Valdez was assigned to Second Battal-ion of the Third Marine Regi-ment, Third Marine Division III Marine Expeditionary Force in Kaneohe Bay, Hawaii.
Valdez was the only one to die in the attack.
“A mortar can take out 20 people; it can take out one. It just depends,” said his brother, Glenn (Poncho) Skaggs, a Marine sergeant who has witnessed similar attacks in Iraq. He could return there within a year.
Camp Blessing, named for Sgt. Jay A. Blessing, an Army Ranger killed there in November 2003, lies in the foothills of the Hindu Kush Mountains just 20 miles from the Pakistani border in Kunar province.
The camp, described as far removed from artillery and helicopter support, is the first of its kind in hostile territory that U.S. Special Forces have built in more than 30 years.

The complex mission of the Special Forces team stationed there is to develop an intelligence network, earn the trust of the locals, track down al-Qaeda terrorists and help build an Afghan army.
The camp was built for 14 Special Forces personnel and defended by a platoon of Marines. Surrounded by steep mountain bluffs, it is reportedly difficult to defend.

Bill Skaggs, Valdez’s grandfather, said his grandson was sent there three months ago, a place that his grandson called “pure hell.”
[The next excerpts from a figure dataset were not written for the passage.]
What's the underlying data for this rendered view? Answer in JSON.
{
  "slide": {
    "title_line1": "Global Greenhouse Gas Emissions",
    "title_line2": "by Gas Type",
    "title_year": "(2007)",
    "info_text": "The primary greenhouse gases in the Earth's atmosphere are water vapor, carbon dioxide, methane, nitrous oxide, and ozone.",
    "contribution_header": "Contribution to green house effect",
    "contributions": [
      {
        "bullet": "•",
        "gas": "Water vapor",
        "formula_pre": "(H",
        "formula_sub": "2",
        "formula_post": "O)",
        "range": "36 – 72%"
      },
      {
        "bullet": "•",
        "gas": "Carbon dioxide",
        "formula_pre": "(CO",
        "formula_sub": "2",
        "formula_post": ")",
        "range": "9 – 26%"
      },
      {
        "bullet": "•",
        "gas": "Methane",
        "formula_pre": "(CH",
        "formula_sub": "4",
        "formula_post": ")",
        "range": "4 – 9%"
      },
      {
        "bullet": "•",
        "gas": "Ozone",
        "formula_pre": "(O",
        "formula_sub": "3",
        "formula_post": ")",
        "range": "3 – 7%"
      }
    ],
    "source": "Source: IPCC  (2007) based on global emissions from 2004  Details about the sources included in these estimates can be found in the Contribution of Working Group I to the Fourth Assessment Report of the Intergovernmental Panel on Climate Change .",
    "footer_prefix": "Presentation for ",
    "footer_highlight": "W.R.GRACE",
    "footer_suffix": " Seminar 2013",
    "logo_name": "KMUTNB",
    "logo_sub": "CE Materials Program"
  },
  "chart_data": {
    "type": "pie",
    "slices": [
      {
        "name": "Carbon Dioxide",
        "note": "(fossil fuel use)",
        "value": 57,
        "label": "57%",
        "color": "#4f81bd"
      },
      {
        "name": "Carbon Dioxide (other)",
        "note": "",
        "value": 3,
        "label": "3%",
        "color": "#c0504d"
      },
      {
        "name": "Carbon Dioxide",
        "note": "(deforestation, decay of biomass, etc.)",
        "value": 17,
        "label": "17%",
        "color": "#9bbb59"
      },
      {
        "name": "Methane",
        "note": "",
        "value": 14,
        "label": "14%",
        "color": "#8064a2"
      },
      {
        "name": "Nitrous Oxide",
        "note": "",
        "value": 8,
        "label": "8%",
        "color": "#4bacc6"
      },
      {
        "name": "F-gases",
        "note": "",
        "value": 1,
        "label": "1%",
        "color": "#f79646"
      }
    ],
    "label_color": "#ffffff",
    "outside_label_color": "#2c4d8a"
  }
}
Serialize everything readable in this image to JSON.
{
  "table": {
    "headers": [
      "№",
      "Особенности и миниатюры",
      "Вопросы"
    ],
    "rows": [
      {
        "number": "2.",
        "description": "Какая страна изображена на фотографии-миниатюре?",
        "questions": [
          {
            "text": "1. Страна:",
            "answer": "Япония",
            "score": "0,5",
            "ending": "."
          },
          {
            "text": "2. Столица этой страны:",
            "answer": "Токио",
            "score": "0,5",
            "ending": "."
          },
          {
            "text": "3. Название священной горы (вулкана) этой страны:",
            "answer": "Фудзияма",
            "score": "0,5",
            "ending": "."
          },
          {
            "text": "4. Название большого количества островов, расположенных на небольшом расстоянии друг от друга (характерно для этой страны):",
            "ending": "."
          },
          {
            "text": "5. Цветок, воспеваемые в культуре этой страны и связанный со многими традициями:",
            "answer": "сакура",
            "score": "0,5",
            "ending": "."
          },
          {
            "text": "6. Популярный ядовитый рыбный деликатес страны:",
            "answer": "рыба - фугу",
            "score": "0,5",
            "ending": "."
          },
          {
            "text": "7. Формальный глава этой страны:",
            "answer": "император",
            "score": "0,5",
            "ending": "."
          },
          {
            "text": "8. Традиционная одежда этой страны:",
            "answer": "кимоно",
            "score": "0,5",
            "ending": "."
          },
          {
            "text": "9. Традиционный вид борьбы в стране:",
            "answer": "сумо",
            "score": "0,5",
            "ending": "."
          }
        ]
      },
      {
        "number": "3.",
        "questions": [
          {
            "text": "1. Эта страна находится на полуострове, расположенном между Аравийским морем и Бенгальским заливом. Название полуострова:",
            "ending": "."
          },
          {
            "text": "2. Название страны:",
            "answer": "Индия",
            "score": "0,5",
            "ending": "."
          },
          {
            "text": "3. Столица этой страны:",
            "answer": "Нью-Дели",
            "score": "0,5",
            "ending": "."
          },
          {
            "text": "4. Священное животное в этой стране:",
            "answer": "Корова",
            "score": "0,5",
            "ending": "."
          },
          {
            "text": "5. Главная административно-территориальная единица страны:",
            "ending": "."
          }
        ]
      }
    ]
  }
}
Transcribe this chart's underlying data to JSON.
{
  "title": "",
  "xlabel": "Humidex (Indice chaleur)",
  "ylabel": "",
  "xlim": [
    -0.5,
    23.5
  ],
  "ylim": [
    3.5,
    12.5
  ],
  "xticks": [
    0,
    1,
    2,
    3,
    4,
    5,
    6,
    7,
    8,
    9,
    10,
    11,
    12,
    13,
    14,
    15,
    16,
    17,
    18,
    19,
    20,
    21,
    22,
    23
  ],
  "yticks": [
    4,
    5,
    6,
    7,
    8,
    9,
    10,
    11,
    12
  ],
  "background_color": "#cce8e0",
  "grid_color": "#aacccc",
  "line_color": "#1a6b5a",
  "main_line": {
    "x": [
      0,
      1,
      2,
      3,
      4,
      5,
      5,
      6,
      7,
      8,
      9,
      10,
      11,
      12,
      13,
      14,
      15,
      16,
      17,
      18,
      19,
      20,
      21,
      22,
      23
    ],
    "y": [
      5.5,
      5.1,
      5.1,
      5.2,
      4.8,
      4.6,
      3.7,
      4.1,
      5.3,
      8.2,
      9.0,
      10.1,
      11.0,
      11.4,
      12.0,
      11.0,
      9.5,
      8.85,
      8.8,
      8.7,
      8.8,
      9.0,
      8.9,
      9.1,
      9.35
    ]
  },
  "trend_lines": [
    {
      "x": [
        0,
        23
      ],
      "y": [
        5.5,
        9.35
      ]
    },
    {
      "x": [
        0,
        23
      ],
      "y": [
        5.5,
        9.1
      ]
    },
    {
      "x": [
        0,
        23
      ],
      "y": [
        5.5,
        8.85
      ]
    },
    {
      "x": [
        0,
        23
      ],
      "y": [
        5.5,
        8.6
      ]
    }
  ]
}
By mid-day Thursday, his body had arrived in Memphis and was expected home by Friday. Tentative plans were to hold a memorial service at Beebe’s First Baptist Church sometime next week before a second service and burial at Arlington National Cemetery.

Marine Corps representatives have visited Skaggs’ home twice this week, once to tell him his grandson was dead and once to make the funeral arrangements, and discuss his life insurance policy.

Skaggs said he will use part of the $400,000 death benefit he will receive to establish a college scholarship in his grandson’s name and part to pay for nursing school for Jessica An-drews, who Valdez planned to marry.